In a recent decision, the Georgia Supreme Court held that the State Constitution protects Georgians’ right to pursue an occupation of their choosing free from unreasonable government interference. The case directly concerned the rights of lactation care providers (LCs) to practice with alternative licensing credentials, though it could potentially have a far-reaching impact on other professionally licensed occupations in Georgia.

In Jackson, et al. v. Raffensperger, Plaintiffs Mary Jackson and her non-profit lactation consulting organization, Reaching Our Sisters Everywhere, Inc. (“ROSE”) filed a lawsuit against the Secretary of State challenging the constitutionality of the Georgia Lactation Consultant Practice Act (the “Act”), which prohibits the practice of “lactation care and services” for compensation without a license from the Secretary of State. Plaintiffs alleged that under the Act, they were not eligible for a license because they lacked a privately issued credential that the Act requires for licensure, even though they had other private credentials that made them equally competent to provide lactation care and services to the public. Plaintiffs argued that the Act violated their constitutional rights.

On Appeal, the Georgia Supreme Court recognized that LCs – like other practitioners in the healthcare field – can obtain certification from multiple private accrediting entities. Here, the Court found that the two most prominent certifications are Certified Lactation Counselor (“CLC”), which Jackson and many members of ROSE had, and International Board-Certified Lactation Consultant (“IBCLC”). While there were significant differences in the credentialing requirements between CLC and IBCLC, the Court recognized that CLCs and IBCLCs are equally competent to provide lactation care and services to mothers and babies and there was no evidence that CLCs or other unlicensed LCs have ever harmed public health, safety, or welfare. Nonetheless, the Act only permitted IBCLCs to be licensed by the State. The Court noted that discrepancy and found it to be an unreasonable government interference on LCs to pursue their occupation.

Continuing its analysis, the Court found held that the Georgia Constitution affirmatively protects an individual’s right to pursue the lawful occupation of her choosing free from unreasonable government interference.

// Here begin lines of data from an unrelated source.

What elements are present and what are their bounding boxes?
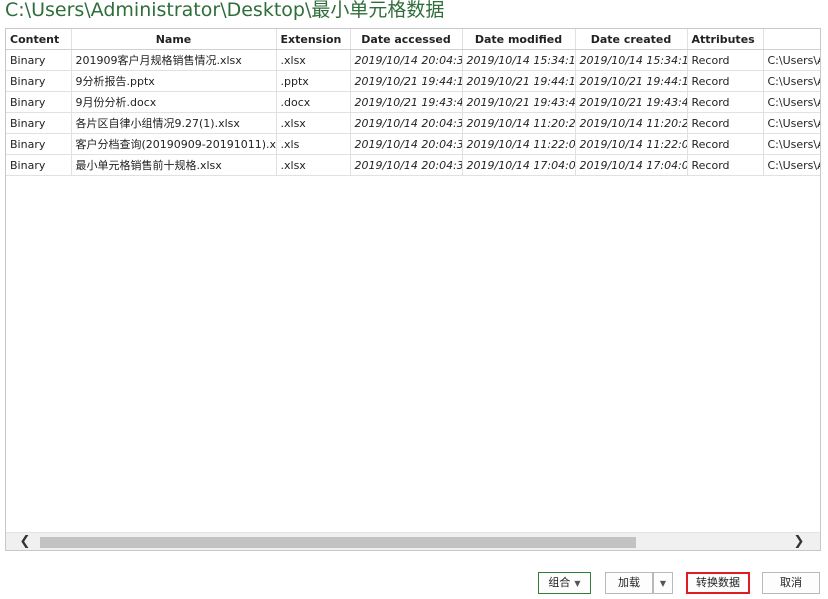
transform-data-button[interactable]: 转换数据 xyxy=(686,572,750,594)
table-row[interactable]: Binary 客户分档查询(20190909-20191011).xls .xl… xyxy=(6,134,821,155)
table-row[interactable]: Binary 各片区自律小组情况9.27(1).xlsx .xlsx 2019/… xyxy=(6,113,821,134)
column-header-date-accessed[interactable]: Date accessed xyxy=(350,29,462,50)
cell-folder-path: C:\Users\A xyxy=(763,134,821,155)
window-title: C:\Users\Administrator\Desktop\最小单元格数据 xyxy=(5,0,444,23)
cell-extension: .xlsx xyxy=(276,50,350,71)
cell-attributes: Record xyxy=(687,92,763,113)
column-header-date-created[interactable]: Date created xyxy=(575,29,687,50)
cell-folder-path: C:\Users\A xyxy=(763,92,821,113)
cell-name: 9分析报告.pptx xyxy=(71,71,276,92)
cell-content: Binary xyxy=(6,92,71,113)
cell-date-modified: 2019/10/21 19:43:48 xyxy=(462,92,575,113)
cell-date-modified: 2019/10/14 11:20:21 xyxy=(462,113,575,134)
cell-attributes: Record xyxy=(687,71,763,92)
cell-date-created: 2019/10/21 19:44:13 xyxy=(575,71,687,92)
cell-name: 各片区自律小组情况9.27(1).xlsx xyxy=(71,113,276,134)
chevron-left-icon[interactable]: ❮ xyxy=(16,533,34,550)
cell-folder-path: C:\Users\A xyxy=(763,50,821,71)
cell-name: 9月份分析.docx xyxy=(71,92,276,113)
horizontal-scrollbar[interactable]: ❮ ❯ xyxy=(6,532,820,550)
cell-date-modified: 2019/10/14 15:34:12 xyxy=(462,50,575,71)
column-header-date-modified[interactable]: Date modified xyxy=(462,29,575,50)
cell-date-created: 2019/10/14 15:34:12 xyxy=(575,50,687,71)
cell-extension: .pptx xyxy=(276,71,350,92)
cell-name: 客户分档查询(20190909-20191011).xls xyxy=(71,134,276,155)
cell-content: Binary xyxy=(6,50,71,71)
cell-date-modified: 2019/10/21 19:44:13 xyxy=(462,71,575,92)
caret-down-icon: ▼ xyxy=(660,579,666,588)
group-button[interactable]: 组合 ▼ xyxy=(538,572,591,594)
cell-date-accessed: 2019/10/21 19:43:48 xyxy=(350,92,462,113)
cell-content: Binary xyxy=(6,71,71,92)
cell-date-created: 2019/10/14 17:04:08 xyxy=(575,155,687,176)
cell-date-accessed: 2019/10/14 20:04:37 xyxy=(350,134,462,155)
table-row[interactable]: Binary 最小单元格销售前十规格.xlsx .xlsx 2019/10/14… xyxy=(6,155,821,176)
cell-date-created: 2019/10/14 11:20:21 xyxy=(575,113,687,134)
cell-extension: .docx xyxy=(276,92,350,113)
cell-date-accessed: 2019/10/14 20:04:33 xyxy=(350,113,462,134)
cell-extension: .xlsx xyxy=(276,155,350,176)
cell-attributes: Record xyxy=(687,155,763,176)
column-header-attributes[interactable]: Attributes xyxy=(687,29,763,50)
cell-name: 最小单元格销售前十规格.xlsx xyxy=(71,155,276,176)
file-table: Content Name Extension Date accessed Dat… xyxy=(6,29,821,176)
table-row[interactable]: Binary 201909客户月规格销售情况.xlsx .xlsx 2019/1… xyxy=(6,50,821,71)
table-header-row: Content Name Extension Date accessed Dat… xyxy=(6,29,821,50)
cell-date-modified: 2019/10/14 17:04:09 xyxy=(462,155,575,176)
cell-folder-path: C:\Users\A xyxy=(763,71,821,92)
cell-name: 201909客户月规格销售情况.xlsx xyxy=(71,50,276,71)
column-header-extension[interactable]: Extension xyxy=(276,29,350,50)
cell-date-created: 2019/10/14 11:22:02 xyxy=(575,134,687,155)
scrollbar-thumb[interactable] xyxy=(40,537,636,548)
chevron-right-icon[interactable]: ❯ xyxy=(790,533,808,550)
cell-date-accessed: 2019/10/21 19:44:13 xyxy=(350,71,462,92)
table-row[interactable]: Binary 9月份分析.docx .docx 2019/10/21 19:43… xyxy=(6,92,821,113)
column-header-folder-path[interactable] xyxy=(763,29,821,50)
cell-attributes: Record xyxy=(687,50,763,71)
column-header-name[interactable]: Name xyxy=(71,29,276,50)
cell-date-modified: 2019/10/14 11:22:01 xyxy=(462,134,575,155)
preview-table: Content Name Extension Date accessed Dat… xyxy=(5,28,821,551)
cell-folder-path: C:\Users\A xyxy=(763,155,821,176)
cell-content: Binary xyxy=(6,155,71,176)
cell-extension: .xlsx xyxy=(276,113,350,134)
caret-down-icon: ▼ xyxy=(574,579,580,588)
cancel-button[interactable]: 取消 xyxy=(762,572,820,594)
cell-content: Binary xyxy=(6,134,71,155)
cell-date-accessed: 2019/10/14 20:04:37 xyxy=(350,155,462,176)
cell-date-created: 2019/10/21 19:43:48 xyxy=(575,92,687,113)
cell-attributes: Record xyxy=(687,113,763,134)
group-button-label: 组合 xyxy=(548,576,570,589)
load-dropdown-button[interactable]: ▼ xyxy=(653,572,673,594)
cell-date-accessed: 2019/10/14 20:04:36 xyxy=(350,50,462,71)
column-header-content[interactable]: Content xyxy=(6,29,71,50)
table-row[interactable]: Binary 9分析报告.pptx .pptx 2019/10/21 19:44… xyxy=(6,71,821,92)
cell-attributes: Record xyxy=(687,134,763,155)
cell-extension: .xls xyxy=(276,134,350,155)
load-button[interactable]: 加载 xyxy=(605,572,653,594)
cell-folder-path: C:\Users\A xyxy=(763,113,821,134)
cell-content: Binary xyxy=(6,113,71,134)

While this case exclusively concerned lactation care providers, Georgia’s licensed healthcare and other professionals should be aware that the Court’s holding could potentially be used to challenge the State’s licensing protocols in other professions. Provided that practitioners can show that the alternative licensing entity is as meritorious and safe as State-approved licensing entity, those practitioners may also have a path to valid licensure by the State.